I am not saying that in a concrete building that everyone can fire off 2500 flashes successfully at 350+ feet, but it gives me great confidence to use these triggers within a 50-100 foot range and feel good about not getting any misfires. Even if I did, since I am not getting paid for my shots, there is no loss. If I was getting paid as a professional, there are NO better choices out there other than the well established and rock solid Pocket Wizards or perhaps the soon to come top of the line Radio Popper units. Of course, the price of these premium units reflects their performance.
As for me and my little poverty wizards, I certainly cannot ask for more, and am satisfied with the results of this test... the wire antenna mod works wonderfully.
Since the time I initially created this blog, I have bought 2 more triggers and 4 more receivers from a closer source (mpex.com). They are the same Cactus V2s models and they all accepted the modifications identically and *all* work as well as my original set.

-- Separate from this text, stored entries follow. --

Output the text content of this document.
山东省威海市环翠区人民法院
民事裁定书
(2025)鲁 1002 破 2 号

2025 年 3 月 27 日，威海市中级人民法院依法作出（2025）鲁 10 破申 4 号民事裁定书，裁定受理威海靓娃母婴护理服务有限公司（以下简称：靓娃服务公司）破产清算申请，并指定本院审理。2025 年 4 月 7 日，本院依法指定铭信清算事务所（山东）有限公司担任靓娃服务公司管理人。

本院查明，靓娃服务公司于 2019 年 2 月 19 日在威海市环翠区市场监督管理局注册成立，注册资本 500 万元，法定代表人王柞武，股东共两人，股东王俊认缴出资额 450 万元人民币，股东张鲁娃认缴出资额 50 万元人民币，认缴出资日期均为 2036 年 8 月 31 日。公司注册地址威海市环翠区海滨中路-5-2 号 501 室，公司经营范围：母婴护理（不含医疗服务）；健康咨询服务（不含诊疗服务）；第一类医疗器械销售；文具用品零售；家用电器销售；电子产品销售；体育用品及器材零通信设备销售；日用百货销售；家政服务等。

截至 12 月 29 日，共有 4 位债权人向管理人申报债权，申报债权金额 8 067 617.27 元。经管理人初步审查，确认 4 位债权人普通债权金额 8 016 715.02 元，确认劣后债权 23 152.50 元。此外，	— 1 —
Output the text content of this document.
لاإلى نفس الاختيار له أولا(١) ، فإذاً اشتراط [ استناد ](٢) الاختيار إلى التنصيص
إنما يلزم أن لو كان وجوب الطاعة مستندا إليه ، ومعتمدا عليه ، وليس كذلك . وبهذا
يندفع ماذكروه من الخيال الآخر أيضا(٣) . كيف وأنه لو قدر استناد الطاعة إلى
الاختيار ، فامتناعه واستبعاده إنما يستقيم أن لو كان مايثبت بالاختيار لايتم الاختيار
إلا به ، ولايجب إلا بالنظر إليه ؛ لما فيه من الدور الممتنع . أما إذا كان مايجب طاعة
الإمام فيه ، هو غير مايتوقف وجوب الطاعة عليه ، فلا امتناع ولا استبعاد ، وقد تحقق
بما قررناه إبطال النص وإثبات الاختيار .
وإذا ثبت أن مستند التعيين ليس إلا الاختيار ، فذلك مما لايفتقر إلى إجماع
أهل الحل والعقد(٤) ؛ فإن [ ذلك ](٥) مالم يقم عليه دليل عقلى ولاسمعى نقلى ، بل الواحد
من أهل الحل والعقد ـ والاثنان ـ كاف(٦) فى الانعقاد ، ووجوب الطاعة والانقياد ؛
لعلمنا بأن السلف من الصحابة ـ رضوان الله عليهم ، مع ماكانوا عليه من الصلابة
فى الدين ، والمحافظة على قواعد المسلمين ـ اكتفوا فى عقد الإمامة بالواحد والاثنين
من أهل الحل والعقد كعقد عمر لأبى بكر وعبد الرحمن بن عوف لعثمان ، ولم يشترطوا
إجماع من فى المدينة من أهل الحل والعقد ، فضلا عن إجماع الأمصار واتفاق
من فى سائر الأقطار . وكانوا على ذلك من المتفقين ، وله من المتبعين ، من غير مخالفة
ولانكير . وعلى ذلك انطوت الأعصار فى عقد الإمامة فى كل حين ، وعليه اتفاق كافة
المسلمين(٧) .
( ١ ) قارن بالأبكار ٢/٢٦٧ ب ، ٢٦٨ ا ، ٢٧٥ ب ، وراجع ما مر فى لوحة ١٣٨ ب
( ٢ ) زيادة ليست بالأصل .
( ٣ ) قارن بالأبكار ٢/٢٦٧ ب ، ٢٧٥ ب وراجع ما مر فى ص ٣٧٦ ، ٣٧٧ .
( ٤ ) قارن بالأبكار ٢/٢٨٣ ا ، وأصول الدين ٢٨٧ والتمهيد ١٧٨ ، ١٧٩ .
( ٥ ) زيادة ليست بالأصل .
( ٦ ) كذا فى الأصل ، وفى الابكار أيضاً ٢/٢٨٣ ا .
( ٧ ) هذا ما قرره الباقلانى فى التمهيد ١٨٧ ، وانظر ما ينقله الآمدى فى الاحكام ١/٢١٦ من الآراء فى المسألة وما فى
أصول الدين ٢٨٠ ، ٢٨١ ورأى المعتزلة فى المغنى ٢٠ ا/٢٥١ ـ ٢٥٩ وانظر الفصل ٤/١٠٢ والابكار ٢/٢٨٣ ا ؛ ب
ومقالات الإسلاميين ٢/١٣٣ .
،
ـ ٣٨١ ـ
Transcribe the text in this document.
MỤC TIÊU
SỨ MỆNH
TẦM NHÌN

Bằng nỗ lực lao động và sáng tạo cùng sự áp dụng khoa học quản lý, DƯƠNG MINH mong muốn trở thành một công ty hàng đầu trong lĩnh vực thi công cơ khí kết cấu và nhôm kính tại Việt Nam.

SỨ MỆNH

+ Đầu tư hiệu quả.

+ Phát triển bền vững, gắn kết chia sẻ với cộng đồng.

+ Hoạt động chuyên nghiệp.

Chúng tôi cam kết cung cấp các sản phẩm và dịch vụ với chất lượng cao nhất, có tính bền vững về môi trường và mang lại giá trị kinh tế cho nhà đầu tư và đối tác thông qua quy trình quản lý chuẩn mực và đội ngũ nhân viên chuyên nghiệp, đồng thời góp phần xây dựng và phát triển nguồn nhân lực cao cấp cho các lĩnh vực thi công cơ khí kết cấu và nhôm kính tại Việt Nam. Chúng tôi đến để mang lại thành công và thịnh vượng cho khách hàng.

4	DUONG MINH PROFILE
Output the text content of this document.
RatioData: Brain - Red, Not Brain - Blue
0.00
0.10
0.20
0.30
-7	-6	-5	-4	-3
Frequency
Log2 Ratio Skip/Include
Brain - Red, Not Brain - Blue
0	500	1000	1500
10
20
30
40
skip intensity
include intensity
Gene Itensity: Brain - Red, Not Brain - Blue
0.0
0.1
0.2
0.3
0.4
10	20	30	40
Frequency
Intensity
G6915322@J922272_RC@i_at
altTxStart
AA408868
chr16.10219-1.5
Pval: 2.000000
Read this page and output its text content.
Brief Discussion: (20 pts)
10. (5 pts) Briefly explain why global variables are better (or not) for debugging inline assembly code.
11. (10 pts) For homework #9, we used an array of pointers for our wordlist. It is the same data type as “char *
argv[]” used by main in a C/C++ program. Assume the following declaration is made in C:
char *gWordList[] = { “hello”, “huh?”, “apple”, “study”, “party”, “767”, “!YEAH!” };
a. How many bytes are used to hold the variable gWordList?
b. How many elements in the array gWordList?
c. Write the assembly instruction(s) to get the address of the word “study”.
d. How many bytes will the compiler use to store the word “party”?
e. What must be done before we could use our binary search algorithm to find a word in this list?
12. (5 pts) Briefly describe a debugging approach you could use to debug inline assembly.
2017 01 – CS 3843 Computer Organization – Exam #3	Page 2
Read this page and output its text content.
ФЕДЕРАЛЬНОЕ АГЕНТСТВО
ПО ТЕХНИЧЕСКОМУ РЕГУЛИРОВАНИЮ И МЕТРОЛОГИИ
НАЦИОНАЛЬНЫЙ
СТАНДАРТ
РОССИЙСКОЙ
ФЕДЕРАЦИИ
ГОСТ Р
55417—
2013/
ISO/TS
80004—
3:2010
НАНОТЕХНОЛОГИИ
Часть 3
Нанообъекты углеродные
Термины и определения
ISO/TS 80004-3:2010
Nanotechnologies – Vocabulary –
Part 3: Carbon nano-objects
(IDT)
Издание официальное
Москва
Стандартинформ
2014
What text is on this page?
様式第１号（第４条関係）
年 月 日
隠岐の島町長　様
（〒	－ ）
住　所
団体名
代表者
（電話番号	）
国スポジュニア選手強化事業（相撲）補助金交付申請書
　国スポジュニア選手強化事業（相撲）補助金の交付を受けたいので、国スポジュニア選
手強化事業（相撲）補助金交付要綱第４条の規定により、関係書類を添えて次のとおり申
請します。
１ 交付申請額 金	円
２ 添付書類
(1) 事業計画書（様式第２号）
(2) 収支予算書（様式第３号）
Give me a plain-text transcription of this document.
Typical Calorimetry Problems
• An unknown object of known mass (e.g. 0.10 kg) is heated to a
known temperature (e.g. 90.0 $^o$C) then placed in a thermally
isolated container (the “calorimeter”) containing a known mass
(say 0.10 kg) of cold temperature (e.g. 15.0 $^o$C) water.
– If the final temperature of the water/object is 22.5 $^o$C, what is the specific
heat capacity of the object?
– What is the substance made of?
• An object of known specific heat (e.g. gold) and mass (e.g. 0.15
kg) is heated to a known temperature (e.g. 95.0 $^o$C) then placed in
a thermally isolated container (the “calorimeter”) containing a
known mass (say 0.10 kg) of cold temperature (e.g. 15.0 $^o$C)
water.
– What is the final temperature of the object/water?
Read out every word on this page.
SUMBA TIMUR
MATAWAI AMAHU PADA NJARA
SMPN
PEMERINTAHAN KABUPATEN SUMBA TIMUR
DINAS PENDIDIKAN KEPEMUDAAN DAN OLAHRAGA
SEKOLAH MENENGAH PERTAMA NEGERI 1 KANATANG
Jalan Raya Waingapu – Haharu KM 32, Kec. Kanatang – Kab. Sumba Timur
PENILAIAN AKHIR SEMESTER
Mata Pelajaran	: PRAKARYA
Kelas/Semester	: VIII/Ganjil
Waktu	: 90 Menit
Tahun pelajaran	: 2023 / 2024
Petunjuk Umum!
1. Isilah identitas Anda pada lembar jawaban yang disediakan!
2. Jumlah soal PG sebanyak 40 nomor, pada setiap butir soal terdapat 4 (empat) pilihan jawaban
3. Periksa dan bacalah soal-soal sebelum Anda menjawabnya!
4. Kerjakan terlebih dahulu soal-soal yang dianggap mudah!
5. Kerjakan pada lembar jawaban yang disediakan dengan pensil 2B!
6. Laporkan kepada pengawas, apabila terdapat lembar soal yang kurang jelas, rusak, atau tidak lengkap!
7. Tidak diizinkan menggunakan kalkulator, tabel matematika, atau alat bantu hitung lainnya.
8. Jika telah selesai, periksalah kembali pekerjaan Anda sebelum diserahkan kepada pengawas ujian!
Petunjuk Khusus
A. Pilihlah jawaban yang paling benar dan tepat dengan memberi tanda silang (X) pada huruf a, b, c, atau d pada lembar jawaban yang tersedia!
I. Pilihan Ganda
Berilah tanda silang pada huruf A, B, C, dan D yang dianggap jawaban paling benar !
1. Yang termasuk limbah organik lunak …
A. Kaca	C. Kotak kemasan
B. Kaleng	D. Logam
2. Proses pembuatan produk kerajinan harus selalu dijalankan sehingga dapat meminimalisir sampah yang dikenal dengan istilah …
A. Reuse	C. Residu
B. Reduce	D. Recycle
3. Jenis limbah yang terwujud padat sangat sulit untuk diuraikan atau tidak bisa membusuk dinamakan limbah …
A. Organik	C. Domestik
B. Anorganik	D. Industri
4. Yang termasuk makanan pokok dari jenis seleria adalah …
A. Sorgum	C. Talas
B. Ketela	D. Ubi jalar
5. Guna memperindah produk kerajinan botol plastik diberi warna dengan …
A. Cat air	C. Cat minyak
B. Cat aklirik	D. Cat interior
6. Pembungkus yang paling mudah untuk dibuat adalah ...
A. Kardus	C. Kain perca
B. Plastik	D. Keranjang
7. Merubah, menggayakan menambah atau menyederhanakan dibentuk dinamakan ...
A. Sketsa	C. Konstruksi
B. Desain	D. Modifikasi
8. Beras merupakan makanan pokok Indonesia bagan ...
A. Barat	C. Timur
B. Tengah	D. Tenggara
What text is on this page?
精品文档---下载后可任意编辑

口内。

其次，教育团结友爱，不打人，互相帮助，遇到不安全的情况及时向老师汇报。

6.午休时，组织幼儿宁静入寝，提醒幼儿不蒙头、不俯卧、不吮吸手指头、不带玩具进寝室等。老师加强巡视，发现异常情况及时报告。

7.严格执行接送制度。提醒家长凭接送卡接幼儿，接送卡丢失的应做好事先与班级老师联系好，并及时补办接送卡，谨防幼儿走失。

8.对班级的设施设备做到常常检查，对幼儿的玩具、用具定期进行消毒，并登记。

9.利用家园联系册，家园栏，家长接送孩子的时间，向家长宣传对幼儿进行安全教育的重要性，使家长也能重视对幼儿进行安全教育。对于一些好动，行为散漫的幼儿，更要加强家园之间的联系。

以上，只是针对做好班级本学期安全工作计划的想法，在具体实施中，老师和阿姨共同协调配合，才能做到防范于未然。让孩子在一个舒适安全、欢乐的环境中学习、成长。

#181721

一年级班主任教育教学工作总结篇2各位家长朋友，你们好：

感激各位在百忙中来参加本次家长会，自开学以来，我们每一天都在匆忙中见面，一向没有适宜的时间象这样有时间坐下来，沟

To date, I've taken well over 3500 pictures with the Cactus triggers and besides the one misfire that I had during the tests, I have not had a single failure nor misfire (unless I forgot to configure my SB-600s to NOT go into stand-by mode... but that is not the fault of the triggers, but me!).
Satisfaction level remains high with this *very* affordable setup!
Since my last addendum, I've done the modification on a friend's transmitter/receivers and again, the results were near identical (reliable consistent triggering over 350 feet).
I am also finding that I want more versatility and decided that I want to add remote triggered TTL to the list of tools in my kit. In that end, I have committed to go with the Pocket Wizard when they come out with their Nikon variant of the FlexTT5 transceivers. In March/09, Pocket Wizards had a rebate on their PW II's and I purchased three of them for use with my current setup and for future use on non-iTTL spedlights or studio strobes.
The reasons that I decided to go with PWs are:
- The new iTTL compatible PW's will be backwards compatible with the old transceivers.
- I do not need to have a speedlight mounted to my camera, unlesss *I* want (this was a HUGE reason for me. I do not want a transmitter unit velcroed to my camera making the setup exremely bulky and ugly. Small tight and fast are the way to go).
- PW has long ago established relationships with many manufacturers like Profoto, Photogenic and others and many quality studio heads that I am considering already have integrated support for PW transmitters.
- Internet downloadable firmware upgrades via computer/USB connection.
At the time of this writing (April 09), the Nikon versions of the FelxTT5s are not out yet, but I have confidence that when they do come out, and after I receive my order, I will be very pleased with them.